毛利家の雪合戦・若

さて今回は毛利家の逸話です。いつ頃かは分かっていませんが、嫡男の隆元が大内家に行っている間で、まだ次男・吉川元春と三男・小早川隆景が幼かったある冬の日のことです。

元就がふと、元春と隆景がそれぞれ4人の仲間を連れて雪合戦をしようとしている所を見かけました。ここで元春は息子たちがどんな行動をするかそっと物陰から伺うことにしました。其々五人ずつに分かれて戦うようです。

最初の合戦はあっという間に終わってしまいました。元春たちの組が雪玉をひたすら投げつけ、その勢いに隆景の組は負けてしまいました。しかし隆景は少し考えて、もう一度合戦をやろうと元春に持ちかけました。

見ていると今度は隆景組は3人しか攻めていません。元春組はその勢いに乗って5人で攻めかかり、人数に劣る隆景組は少しずつ後退していきます。ところがいきなり横から出てきた2人が左右から攻撃してきて、元春の組は驚き慌てます。隆景はあらかじめ2人を伏せて置いて、横合いから打ちかかるようにしておいたのです。この戦いは隆景の組の勝ちでした。

さあもう一回やろうという子供たちに元就は「両方ともが勝ったのだ、これ以上の戦いは無用だ」と言ったて二人を宥めたといいます。

元就は、「この子たちが成人したら嫡子の隆元を旗本として、元春・隆景を先鋒としよう。

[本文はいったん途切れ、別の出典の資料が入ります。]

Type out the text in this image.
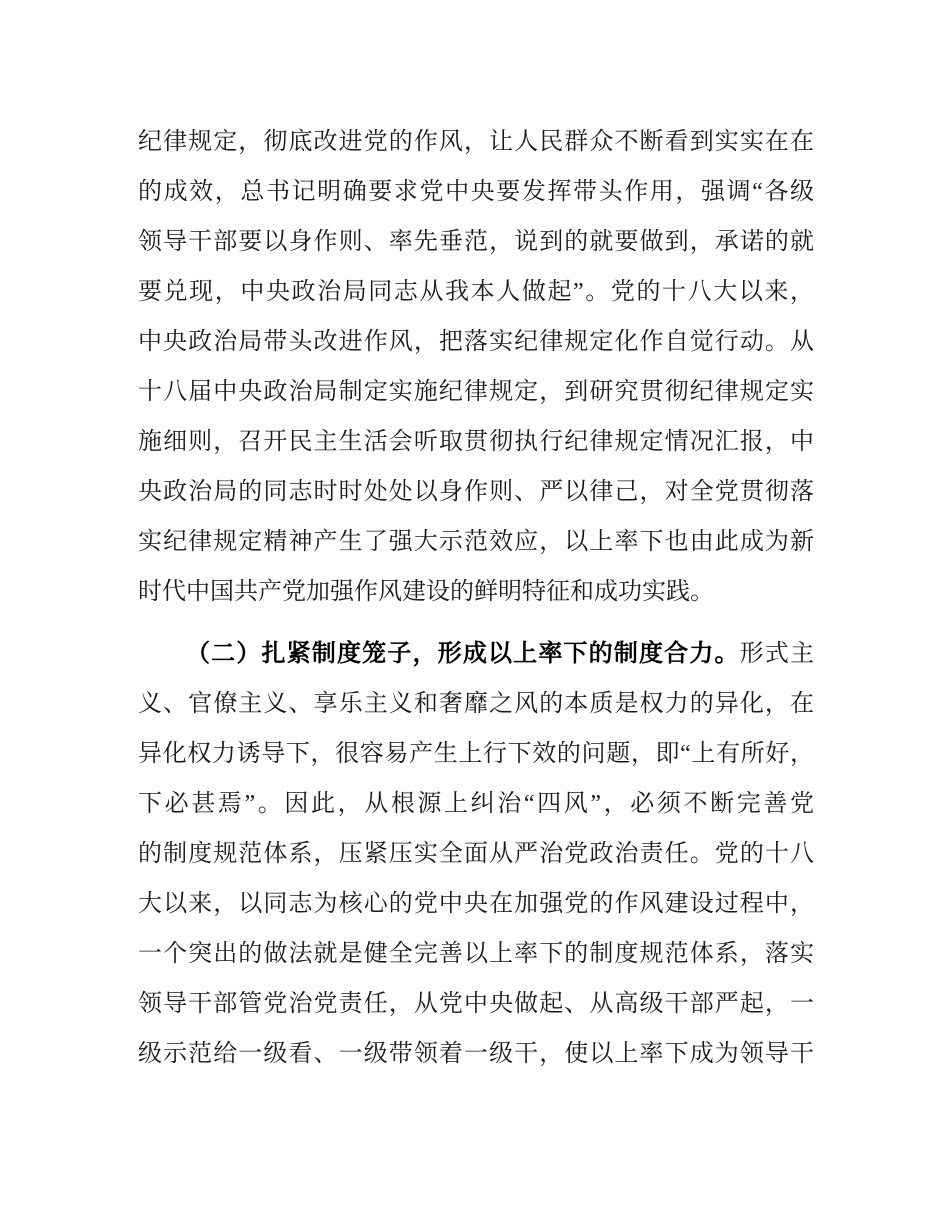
纪律规定，彻底改进党的作风，让人民群众不断看到实实在在
的成效，总书记明确要求党中央要发挥带头作用，强调“各级
领导干部要以身作则、率先垂范，说到的就要做到，承诺的就
要兑现，中央政治局同志从我本人做起”。党的十八大以来，
中央政治局带头改进作风，把落实纪律规定化作自觉行动。从
十八届中央政治局制定实施纪律规定，到研究贯彻纪律规定实
施细则，召开民主生活会听取贯彻执行纪律规定情况汇报，中
央政治局的同志时时处处以身作则、严以律己，对全党贯彻落
实纪律规定精神产生了强大示范效应，以上率下也由此成为新
时代中国共产党加强作风建设的鲜明特征和成功实践。
（二）扎紧制度笼子，形成以上率下的制度合力。形式主
义、官僚主义、享乐主义和奢靡之风的本质是权力的异化，在
异化权力诱导下，很容易产生上行下效的问题，即“上有所好，
下必甚焉”。因此，从根源上纠治“四风”，必须不断完善党
的制度规范体系，压紧压实全面从严治党政治责任。党的十八
大以来，以同志为核心的党中央在加强党的作风建设过程中，
一个突出的做法就是健全完善以上率下的制度规范体系，落实
领导干部管党治党责任，从党中央做起、从高级干部严起，一
级示范给一级看、一级带领着一级干，使以上率下成为领导干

聞くところによると、北国は人気はあまりなく、ただ屈強であることのみをよしとして計略は少なく、南国は人や船の行き来が多く、うまく立ち回ることも必要だ。雪合戦のことを考えると、北国は元春、南国は隆景に任せるのがよいだろう」

これにより元春は吉川家に、隆景は小早川家に養子にやられ、毛利の両川体制が敷かれたといいます。